À ces causes, sans balancer,
Voulant toujours récompenser
Ces écrivains dont les ouvrages
Sont si dignes de nos suffrages,
Faisons Drevon grand bâtonnier,
Et, de plus, premier aumônier
Des avocats que la folie
À notre Régiment allie.
Lui donnons pour appointements,
Afin qu'il puisse plus au large
Soutenir l'éclat de sa charge
Et moins rançonner ses clients,
La somme de vingt-cinq mil francs
À prendre incessamment lui-même
Sur les débris du pont Saint-Jaime1
.
Enfin, pour prouver à Drevon
En tout point notre bienveillance
Et lui donner la récompense
Qu'il mérite par son facton,
Nous permettons, en conséquence,
À ce calotin avocat
De décorer seul son rabat
Des attributs de la marotte
Et de porter double calotte.
Enjoignons à tous nos sujets,
Toujours prêts, pour une vétille
Ou pour la moindre peccadille,
D'intenter aux gens des procès,
À l'exemple de ce poète
Qui dans Paris se fit berner
Et si longtemps turlupiner
Malgré sa prudente retraite2
.
En plaidant pour une chanson
Contre un joueur de violon,
Et qui par mainte autre prouesse
Mérita bien loyalement
D'entrer dans notre Régiment
Dès sa plus brillante jeunesse.
Enjoignons, dis-je, à ces plaideurs,
De la chicane sectateurs,
De prendre, ne pouvant mieux faire,
Pour leur avocat ordinaire
Cet Allobroge sans pareil,
Le premier de notre Conseil.
Entendons que de l'ellébore
Il fasse toujours peu de cas,
Que toute sa vie il ignore
Le Digeste et l'infortiat.
Fait dans la chambre lunatique
De notre Conseil chimérique,
Assistés de nos féaux rats
Et de ces fameux avocats
Qui signèrent tous avec joie,
Pour une pièce de monnoie,
La folle Consultation
Contre la Constitution.
L'an où pour conserver leurs plages,
Les Bataves, en hommes sages,
Vaincus par les braves Français,
Conclurent avec eux la paix.
Signé Momus, dieu tutélaire
Du vaste empire calotin.
Et plus bas par son secrétaire,
Monseigneur Maître Turlupin,
Garde des Sceaux de la Folie,
Gouverneur de la Raillerie
Et pour rendre l'acte plus fort,
Ont signé, d'un commun accord,
Sur le repli, Ronge-Serviette,
Grignote-Lard et Gruge-Miette.
- 1 Petite arche à moitié ruinée, bâtie sur un ruisseau qui traverse la ville de Grenoble et qui va tomber dans l'Isère. C'es sur cette arche, appelée Pont Saint-Jaime, que Maître Drevon a élu son domicile (M.).

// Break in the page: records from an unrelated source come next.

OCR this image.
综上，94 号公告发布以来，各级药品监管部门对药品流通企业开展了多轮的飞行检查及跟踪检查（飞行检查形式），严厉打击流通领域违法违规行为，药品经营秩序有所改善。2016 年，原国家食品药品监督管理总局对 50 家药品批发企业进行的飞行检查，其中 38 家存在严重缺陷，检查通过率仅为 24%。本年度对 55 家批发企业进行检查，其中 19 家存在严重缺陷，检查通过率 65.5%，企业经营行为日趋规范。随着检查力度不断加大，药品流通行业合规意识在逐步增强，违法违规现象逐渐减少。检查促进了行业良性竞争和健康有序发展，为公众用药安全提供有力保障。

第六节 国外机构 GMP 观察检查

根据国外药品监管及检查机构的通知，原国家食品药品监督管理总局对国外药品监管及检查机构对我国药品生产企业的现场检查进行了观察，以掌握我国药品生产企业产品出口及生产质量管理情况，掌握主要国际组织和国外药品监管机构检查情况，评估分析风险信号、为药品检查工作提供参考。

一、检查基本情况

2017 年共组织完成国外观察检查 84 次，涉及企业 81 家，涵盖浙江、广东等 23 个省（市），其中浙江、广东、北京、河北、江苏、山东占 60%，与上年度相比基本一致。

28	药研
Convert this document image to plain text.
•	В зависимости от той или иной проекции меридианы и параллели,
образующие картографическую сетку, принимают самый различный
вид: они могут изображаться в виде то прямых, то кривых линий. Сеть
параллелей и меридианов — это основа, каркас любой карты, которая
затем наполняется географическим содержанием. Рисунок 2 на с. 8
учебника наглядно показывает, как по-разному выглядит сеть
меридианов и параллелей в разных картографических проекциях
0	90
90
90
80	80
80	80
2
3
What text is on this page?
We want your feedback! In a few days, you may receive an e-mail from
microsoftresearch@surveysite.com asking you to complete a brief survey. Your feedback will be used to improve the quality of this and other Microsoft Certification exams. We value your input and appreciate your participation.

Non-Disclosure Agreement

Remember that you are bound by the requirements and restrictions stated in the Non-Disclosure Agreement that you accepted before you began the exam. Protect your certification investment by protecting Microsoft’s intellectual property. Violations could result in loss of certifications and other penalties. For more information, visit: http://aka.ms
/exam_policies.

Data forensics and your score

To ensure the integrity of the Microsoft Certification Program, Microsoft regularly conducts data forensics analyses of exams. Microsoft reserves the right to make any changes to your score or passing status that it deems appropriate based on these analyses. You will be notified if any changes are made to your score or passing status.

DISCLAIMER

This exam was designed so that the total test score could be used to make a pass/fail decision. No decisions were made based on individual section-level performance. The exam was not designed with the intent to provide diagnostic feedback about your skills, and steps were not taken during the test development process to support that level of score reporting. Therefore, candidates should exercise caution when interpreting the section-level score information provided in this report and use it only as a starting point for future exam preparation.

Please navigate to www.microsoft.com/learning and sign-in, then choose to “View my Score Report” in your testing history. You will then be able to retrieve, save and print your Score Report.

- 2 Sur des idées aussi chimériques que celles de Maître Drevon, ce poète intenta un procès criminel à une violon de l'Opéra. Il l'accusait d'être l'auteur, ou au moins l'éditeur, d'une satire imprimée contre lui. En conséquence, il lui demandait 6.000 livres de dommages et intérêts, et une réparation d'honneur. Le premier juge condamna le musicien à 300 livres et aux dépens pour toutes réparations envers l'autre. Celui-ci en appela au Parlement. Le poète alors reconnut sa sottise, et pour se tirer honorablement du bourbier où sa folie et son orgueil l'avaient entraîné, il sollicita et surprit par son crédit un arrêt d'évocation au Conseil. Mais sur la requête du musicien, l'affaire fut renvoyée au Parlement qui, par arrêt du 9 août 1747, mit les parties hors de cour, dépens compensés, sans avoir égard au besoin que l'honneur du poète avait d'une bonne réparation (M.).